Appearing on On the Media, New Yorker writer Ken Auletta says CPB’s decision to back new shows with conservative hosts, but not Bill Moyers’ Now, exposes an agenda at work.

The big religious broadcaster Daystar Television has bought its second public TV station in recent months — WTBU in Indianapolis, sold by Butler University for $4 million, local TV station WRTV reported June 9. The university explained earlier why it was cashing in. Last summer, KERA in Dallas sold one of its two channels to Daystar for $20 million. Daystar is also suing an Orange County college to buy public TV station KOCE. The network says it owns and operates more than 30 stations.

Comcast is in advanced negotiations to create a 24-hour preschool channel with PBS and producers of Barney and Sesame Street, according to a Wall Street Journal report summarized by Reuters. (Earlier coverage in Current.)

Democracy Now host Amy Goodman sat down for a long interview with C-Span’s Brian Lamb on Booknotes.

Public Radio International will distribute Odyssey, the weekday talk show from WBEZ in Chicago, beginning July 1.

The Washington Post’s Marc Fisher details why Washington, D.C., has almost no college radio stations.

The Weekly Standard discusses at length the tensions between news/talk and classical programming on public radio. Audience researcher David Giovannoni says a lot of classical music programmers “are living in the past.”

Sens. John McCain (R-Ariz.) and Patrick Leahy (D-Vt.) introduced a bill Friday that would allow more low-power FM stations to get on the air. (PDF of bill.) Their effort follows an FCC-commissioned study that recommended relaxing interference protections on full-power stations. (More in the Washington Post.)

An analyst tells Forbes that the market for digital radio will start to pick up next year or in 2006.

The war in Iraq–especially the Abu Ghraib prisoner scandal–have eclipsed Bono and Janet Jackson, the New York Times reports. This article says indecency legislation crafted this spring is increasingly unlikely to reach President Bush’s desk before the November election. The story claims politicians “who push too hard on the decency issue may risk appearing to have their priorities out of whack.” Also: Broadcasting & Cable reports that an upcoming episode of Law & Order: Special Victims Unit will “explore the rights of those who express their views over public airwaves.” The show will hinge on the alleged offenses of a Howard Stern stand-in.

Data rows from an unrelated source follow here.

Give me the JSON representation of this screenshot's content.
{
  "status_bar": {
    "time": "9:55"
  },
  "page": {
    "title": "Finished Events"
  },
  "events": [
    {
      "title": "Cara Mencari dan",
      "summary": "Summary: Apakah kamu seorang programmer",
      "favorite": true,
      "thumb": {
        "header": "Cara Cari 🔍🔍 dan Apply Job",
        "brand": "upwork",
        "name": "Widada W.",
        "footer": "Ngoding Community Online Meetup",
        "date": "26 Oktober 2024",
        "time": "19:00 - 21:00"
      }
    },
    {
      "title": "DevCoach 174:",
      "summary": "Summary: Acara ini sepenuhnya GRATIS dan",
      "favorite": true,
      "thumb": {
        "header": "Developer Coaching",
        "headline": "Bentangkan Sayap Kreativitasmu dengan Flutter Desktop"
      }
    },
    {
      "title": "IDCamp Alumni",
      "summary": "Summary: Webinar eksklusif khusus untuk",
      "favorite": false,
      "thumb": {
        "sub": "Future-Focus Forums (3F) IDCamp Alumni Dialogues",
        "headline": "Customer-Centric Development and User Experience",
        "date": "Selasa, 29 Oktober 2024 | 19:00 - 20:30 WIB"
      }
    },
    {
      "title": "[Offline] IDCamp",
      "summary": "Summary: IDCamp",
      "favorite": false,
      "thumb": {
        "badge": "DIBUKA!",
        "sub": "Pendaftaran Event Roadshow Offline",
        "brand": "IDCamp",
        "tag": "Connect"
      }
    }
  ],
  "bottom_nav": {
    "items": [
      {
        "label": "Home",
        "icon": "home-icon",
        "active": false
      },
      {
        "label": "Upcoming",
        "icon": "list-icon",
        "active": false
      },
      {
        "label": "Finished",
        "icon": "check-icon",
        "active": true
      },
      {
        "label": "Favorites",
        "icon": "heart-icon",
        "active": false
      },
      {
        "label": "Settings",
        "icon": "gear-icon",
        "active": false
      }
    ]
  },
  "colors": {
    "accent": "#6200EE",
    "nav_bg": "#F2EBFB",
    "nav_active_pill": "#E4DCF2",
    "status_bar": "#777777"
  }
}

Appalachia: 3 video profiles in full relief

Thoughts of Appalachia may stir up visions of either hillbilly backwoods or quaint Edens, but both miss the complicated truth illuminated by three documentaries coming to public TV. The docs diverge in their depictions of the mountain region

Rising program costs have prompted WRVO-FM in Oswego, N.Y., to drop some PRI shows and consider axing The Splendid Table, reports the Syracuse Post-Standard. MPR will soon distribute its own shows, which costs stations that air its programming an additional affiliation fee.

Dick Gordon, host of public radio’s The Connection, lives across the street from boss Jane Christo in a home full of “extraordinary international furnishings and artifacts,” according to a Boston Globe feature.

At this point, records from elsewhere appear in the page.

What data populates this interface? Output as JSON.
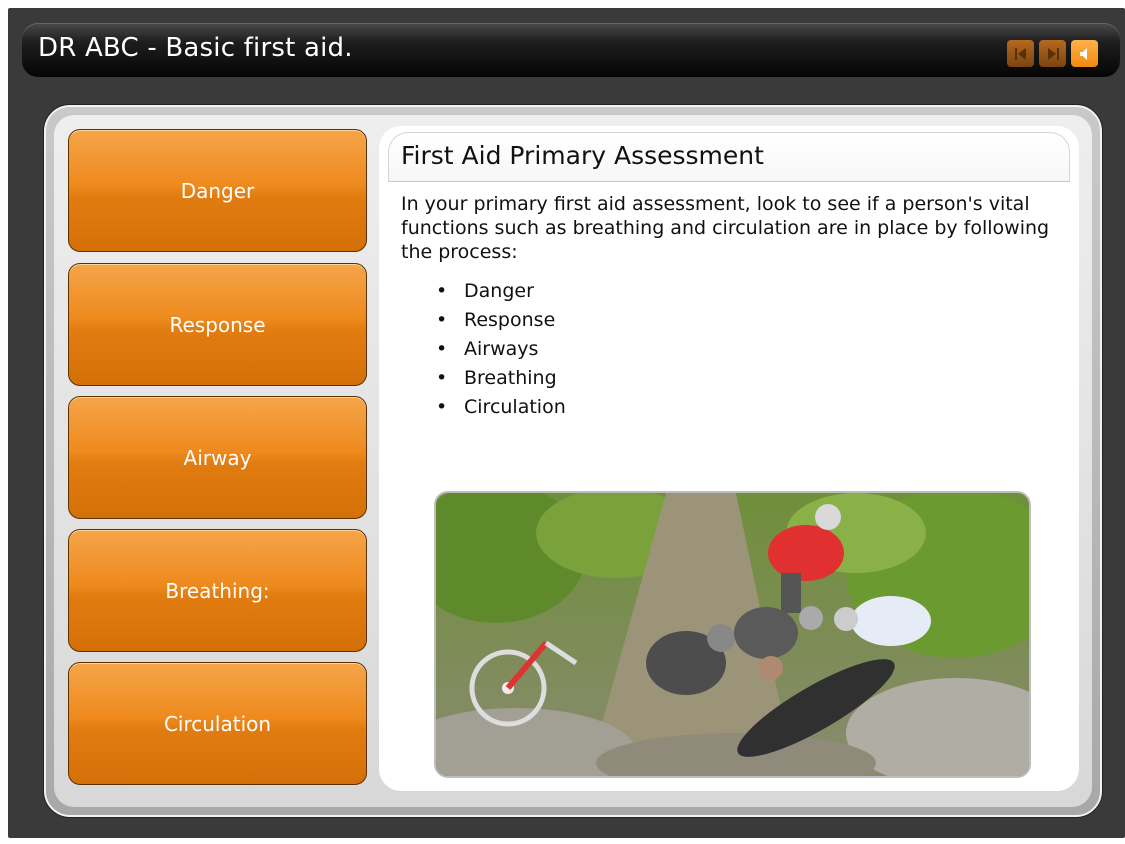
{
  "app": {
    "title": "DR ABC - Basic first aid."
  },
  "controls": {
    "prev_icon": "previous-icon",
    "next_icon": "next-icon",
    "sound_icon": "speaker-icon"
  },
  "menu": {
    "items": [
      {
        "label": "Danger"
      },
      {
        "label": "Response"
      },
      {
        "label": "Airway"
      },
      {
        "label": "Breathing:"
      },
      {
        "label": "Circulation"
      }
    ]
  },
  "content": {
    "heading": "First Aid Primary Assessment",
    "intro": "In your primary first aid assessment, look to see if a person's vital functions such as breathing and circulation are in place by following the process:",
    "bullets": [
      "Danger",
      "Response",
      "Airways",
      "Breathing",
      "Circulation"
    ]
  },
  "colors": {
    "accent": "#ee8a1e",
    "title_bar": "#050505",
    "background": "#3a3a3a"
  }
}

Common Cause picked up on today’s New Yorker article (see below), charging that CPB is now acting as “the agent of ideological interference” instead of playing its original heat-shield role. CPB is backing two new programs hosted by conservatives at the same time PBS is halving the length of Bill Moyers’ program, the lobbying group said.

A Philadelphia Inquirer columnist vents her frustration with the BBC Newshour, which some public radio stations carry. (Via Romenesko. Reg. req. Bugmenot.com is a useful tool for dealing with website registrations, by the way.)

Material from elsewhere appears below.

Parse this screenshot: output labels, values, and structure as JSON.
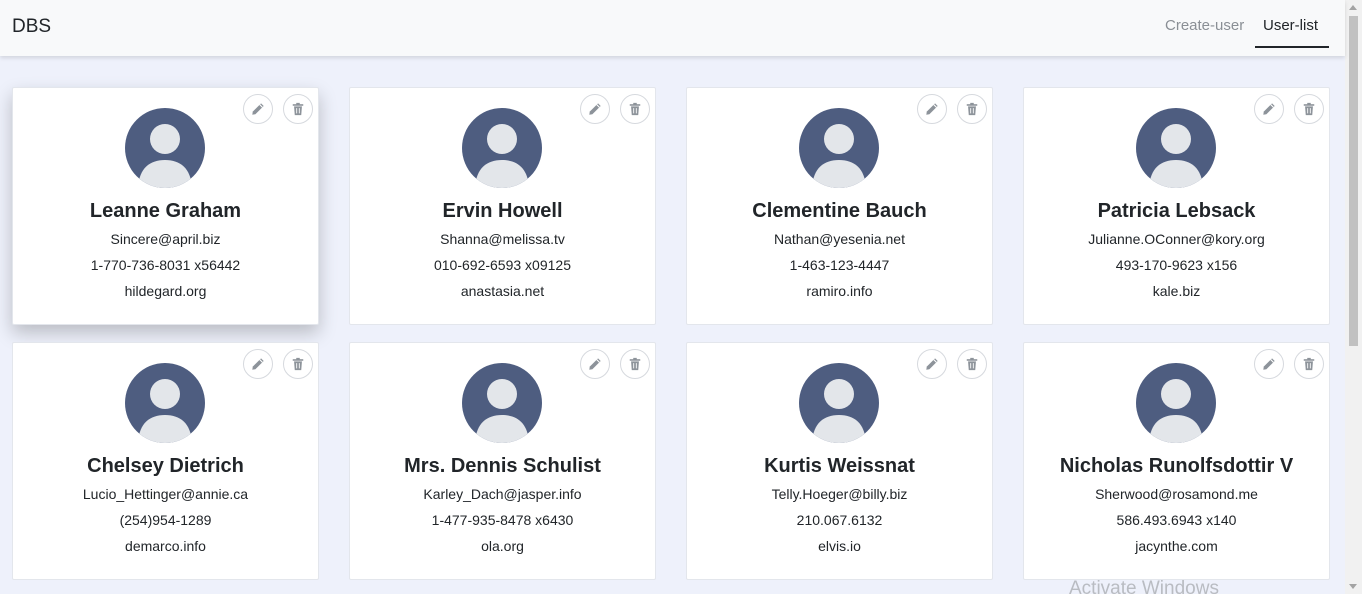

The right wing has stopped trying to kill PBS and is now seeking a larger voice in shaping it, writes media chronicler Ken Auletta in today’s New Yorker. “Big Bird Flies Right: How Republicans learned to love PBS” [text not online] reports that PBS plans to add CPB-backed programs hosted by Paul Gigot of Wall Street Journal and conservative critic Michael Medved (co-hosting with a liberal). Auletta says PBS President Pat Mitchell was thwarted from signing Newt Gingrich to host a Friday-night show because Fox News had him under contract. But PBS didn’t pursue the idea of a program for middle-schoolers to be hosted by the vice president’s wife, Lynne Cheney, proposed by producer Michael Pack before he joined CPB.